Kingsley appeared in seven more European films, notably a 1983 adaptation of Harold Pinter's Betrayal, costarring Jeremy Irons, and James Ivory's Maurice (1987), and made his Broadway debut in the one-man show Edmund Kean (1984), before making his U.S. film debut in Without a Clue (1988), playing the capable Dr. Watson to Michael Caine's bumbling Sherlock Holmes. The film was an unusually comic choice for Kingsley, and it met with mixed reviews. In 1989, he again ventured into historical biopic territory, earning critical praise for his performance in the title role of the HBO feature Murderers Among Us: The Simon Wiesenthal Story, as the famed Holocaust survivor who steadfastly sought vengeance against the Nazis.
Kingsley earned his second Academy Award nomination for his sharp-edged supporting turn as Jewish gangster Meyer Lansky in the Warren Beatty vehicle Bugsy (1991).
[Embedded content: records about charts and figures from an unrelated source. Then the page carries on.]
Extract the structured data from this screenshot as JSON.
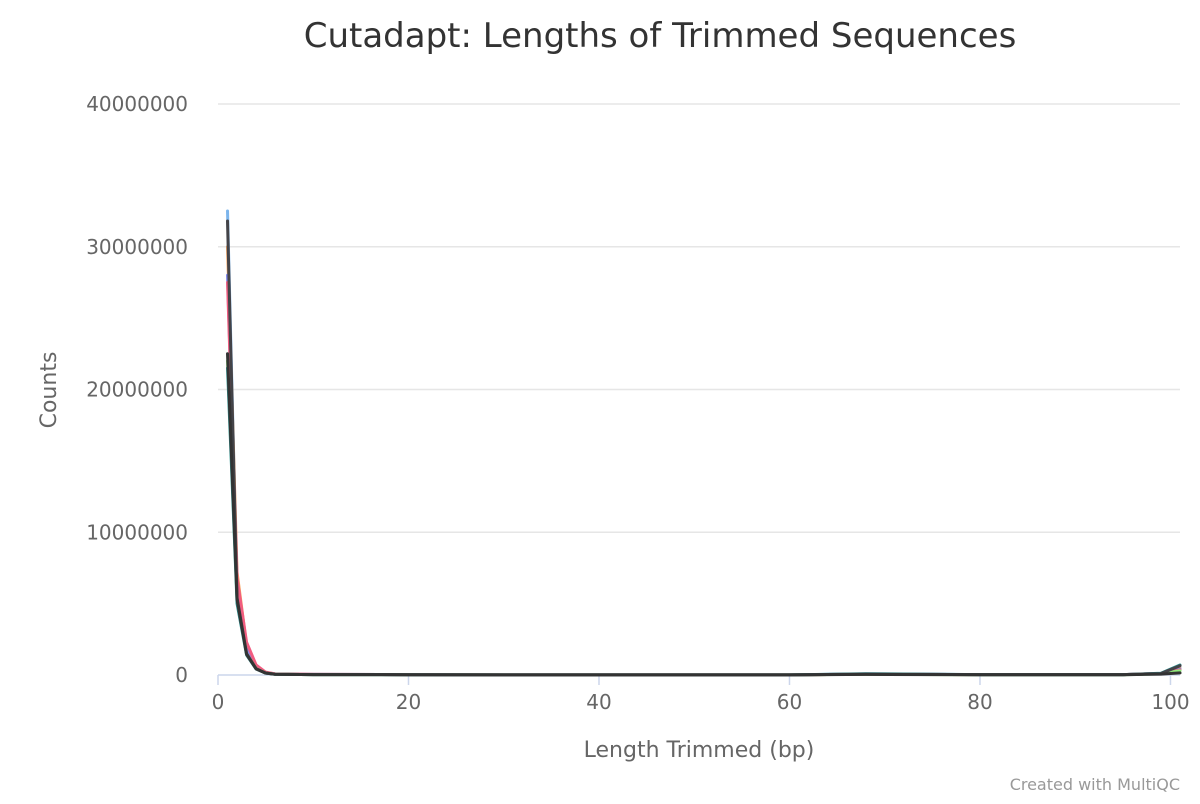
{
  "chart_data": {
    "type": "line",
    "title": "Cutadapt: Lengths of Trimmed Sequences",
    "xlabel": "Length Trimmed (bp)",
    "ylabel": "Counts",
    "xlim": [
      0,
      101
    ],
    "ylim": [
      0,
      40000000
    ],
    "xticks": [
      0,
      20,
      40,
      60,
      80,
      100
    ],
    "yticks": [
      0,
      10000000,
      20000000,
      30000000,
      40000000
    ],
    "grid": true,
    "legend": "none",
    "credit": "Created with MultiQC",
    "series": [
      {
        "color": "#7cb5ec",
        "points": [
          [
            1,
            32500000
          ],
          [
            2,
            6000000
          ],
          [
            3,
            1700000
          ],
          [
            4,
            500000
          ],
          [
            5,
            150000
          ],
          [
            6,
            60000
          ],
          [
            10,
            40000
          ],
          [
            20,
            30000
          ],
          [
            30,
            10000
          ],
          [
            60,
            10000
          ],
          [
            68,
            80000
          ],
          [
            80,
            30000
          ],
          [
            95,
            30000
          ],
          [
            99,
            100000
          ],
          [
            101,
            500000
          ]
        ]
      },
      {
        "color": "#f7a35c",
        "points": [
          [
            1,
            30000000
          ],
          [
            2,
            7200000
          ],
          [
            3,
            2100000
          ],
          [
            4,
            600000
          ],
          [
            5,
            180000
          ],
          [
            6,
            70000
          ],
          [
            10,
            40000
          ],
          [
            20,
            30000
          ],
          [
            30,
            10000
          ],
          [
            60,
            10000
          ],
          [
            68,
            60000
          ],
          [
            80,
            30000
          ],
          [
            95,
            30000
          ],
          [
            99,
            100000
          ],
          [
            101,
            450000
          ]
        ]
      },
      {
        "color": "#8085e9",
        "points": [
          [
            1,
            28000000
          ],
          [
            2,
            6500000
          ],
          [
            3,
            1900000
          ],
          [
            4,
            550000
          ],
          [
            5,
            160000
          ],
          [
            6,
            60000
          ],
          [
            10,
            40000
          ],
          [
            20,
            30000
          ],
          [
            30,
            10000
          ],
          [
            60,
            10000
          ],
          [
            68,
            70000
          ],
          [
            80,
            30000
          ],
          [
            95,
            30000
          ],
          [
            99,
            100000
          ],
          [
            101,
            400000
          ]
        ]
      },
      {
        "color": "#f15c80",
        "points": [
          [
            1,
            27500000
          ],
          [
            2,
            6800000
          ],
          [
            3,
            2300000
          ],
          [
            4,
            700000
          ],
          [
            5,
            200000
          ],
          [
            6,
            80000
          ],
          [
            10,
            40000
          ],
          [
            20,
            30000
          ],
          [
            30,
            10000
          ],
          [
            60,
            10000
          ],
          [
            68,
            60000
          ],
          [
            80,
            30000
          ],
          [
            95,
            30000
          ],
          [
            99,
            100000
          ],
          [
            101,
            350000
          ]
        ]
      },
      {
        "color": "#90ed7d",
        "points": [
          [
            1,
            22000000
          ],
          [
            2,
            5200000
          ],
          [
            3,
            1500000
          ],
          [
            4,
            450000
          ],
          [
            5,
            140000
          ],
          [
            6,
            50000
          ],
          [
            10,
            30000
          ],
          [
            20,
            20000
          ],
          [
            30,
            10000
          ],
          [
            60,
            10000
          ],
          [
            68,
            50000
          ],
          [
            80,
            20000
          ],
          [
            95,
            20000
          ],
          [
            99,
            80000
          ],
          [
            101,
            300000
          ]
        ]
      },
      {
        "color": "#2b908f",
        "points": [
          [
            1,
            21500000
          ],
          [
            2,
            5000000
          ],
          [
            3,
            1400000
          ],
          [
            4,
            420000
          ],
          [
            5,
            130000
          ],
          [
            6,
            50000
          ],
          [
            10,
            30000
          ],
          [
            20,
            20000
          ],
          [
            30,
            10000
          ],
          [
            60,
            10000
          ],
          [
            68,
            90000
          ],
          [
            80,
            30000
          ],
          [
            95,
            30000
          ],
          [
            99,
            120000
          ],
          [
            101,
            700000
          ]
        ]
      },
      {
        "color": "#434348",
        "points": [
          [
            1,
            31800000
          ],
          [
            2,
            5400000
          ],
          [
            3,
            1500000
          ],
          [
            4,
            440000
          ],
          [
            5,
            140000
          ],
          [
            6,
            50000
          ],
          [
            10,
            30000
          ],
          [
            20,
            20000
          ],
          [
            30,
            10000
          ],
          [
            60,
            10000
          ],
          [
            68,
            60000
          ],
          [
            80,
            30000
          ],
          [
            95,
            30000
          ],
          [
            99,
            100000
          ],
          [
            101,
            650000
          ]
        ]
      },
      {
        "color": "#333333",
        "points": [
          [
            1,
            22500000
          ],
          [
            2,
            5300000
          ],
          [
            3,
            1450000
          ],
          [
            4,
            430000
          ],
          [
            5,
            135000
          ],
          [
            6,
            50000
          ],
          [
            10,
            30000
          ],
          [
            20,
            20000
          ],
          [
            30,
            10000
          ],
          [
            60,
            10000
          ],
          [
            68,
            40000
          ],
          [
            80,
            20000
          ],
          [
            95,
            20000
          ],
          [
            99,
            60000
          ],
          [
            101,
            150000
          ]
        ]
      }
    ]
  }
}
After a villainous performance in the thriller Sneakers (1992), costarring Robert Redford, he essayed a trio of more benevolent roles, including a patient coach to a chess prodigy in Searching for Bobby Fischer, a U.S. vice president in the comedy Dave, costarring Kevin Kline and Sigourney Weaver, and Itshak Stern, the trusted friend of Oskar Schindler (Liam Neeson) in Steven Spielberg's acclaimed Holocaust epic Schindler's List (all 1993). This last performance garnered Kingsley his best reviews since Gandhi, and once again proved the actor's gift for portraying complicated characters of uncommon dignity and historical importance.